Dalam tulisannya yang dimuat media Israel Israel Hayom, Limor mengatakan bahwa di pihak Israel terdapat dorongan untuk memanfaatkan insiden tersebut sebagai alasan menyerang Hizbullah. Upaya itu disebut telah lama diharapkan oleh sejumlah pihak dengan tujuan melemahkan kelompok tersebut dan menghambat proses pemulihannya.
Menurut Limor, skenario yang diharapkan semula adalah Hizbullah melakukan kesalahan kecil yang kemudian dibalas dengan serangan besar oleh Israel. Namun, perkembangan di lapangan justru menunjukkan hasil yang berbeda.
Ia menyebut situasi yang awalnya dipandang sebagai peluang strategis bagi Israel justru berubah menjadi jebakan strategis. Alih-alih memperoleh kebebasan penuh untuk menghancurkan kemampuan Hizbullah, Israel disebut menghadapi berbagai keterbatasan dalam operasinya di wilayah Lebanon selatan.

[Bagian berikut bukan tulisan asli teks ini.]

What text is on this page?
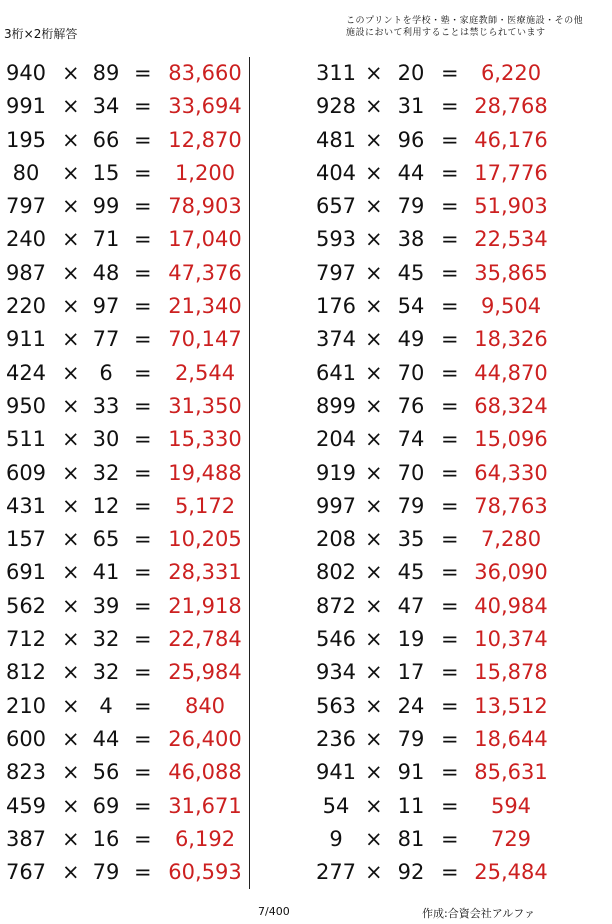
3桁×2桁解答
このプリントを学校・塾・家庭教師・医療施設・その他
施設において利用することは禁じられています
940 × 89 = 83,660
991 × 34 = 33,694
195 × 66 = 12,870
80	× 15 =	1,200
797 × 99 = 78,903
240 × 71 = 17,040
987 × 48 = 47,376
220 × 97 = 21,340
911 × 77 = 70,147
424 × 6	=	2,544
950 × 33 = 31,350
511 × 30 = 15,330
609 × 32 = 19,488
431 × 12 =	5,172
157 × 65 = 10,205
691 × 41 = 28,331
562 × 39 = 21,918
712 × 32 = 22,784
812 × 32 = 25,984
210 × 4	=	840
600 × 44 = 26,400
823 × 56 = 46,088
459 × 69 = 31,671
387 × 16 =	6,192
767 × 79 = 60,593
311 × 20 =	6,220
928 × 31 = 28,768
481 × 96 = 46,176
404 × 44 = 17,776
657 × 79 = 51,903
593 × 38 = 22,534
797 × 45 = 35,865
176 × 54 =	9,504
374 × 49 = 18,326
641 × 70 = 44,870
899 × 76 = 68,324
204 × 74 = 15,096
919 × 70 = 64,330
997 × 79 = 78,763
208 × 35 =	7,280
802 × 45 = 36,090
872 × 47 = 40,984
546 × 19 = 10,374
934 × 17 = 15,878
563 × 24 = 13,512
236 × 79 = 18,644
941 × 91 = 85,631
54 × 11 =	594
9	× 81 =	729
277 × 92 = 25,484
7/400	作成:合資会社アルファ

Limor juga menilai bahwa Hizbullah tidak menunjukkan sikap terintimidasi oleh perkembangan tersebut. Sebaliknya, kelompok itu dinilai tetap memiliki ruang gerak untuk menjalankan aktivitasnya, termasuk melakukan operasi yang menjangkau wilayah yang diklaim Israel sebagai bagian dari teritorinya.
Pernyataan tersebut mencerminkan adanya perdebatan di kalangan analis keamanan Israel mengenai efektivitas strategi yang diterapkan dalam menghadapi Hizbullah di tengah ketegangan yang terus berlangsung di perbatasan Lebanon-Israel.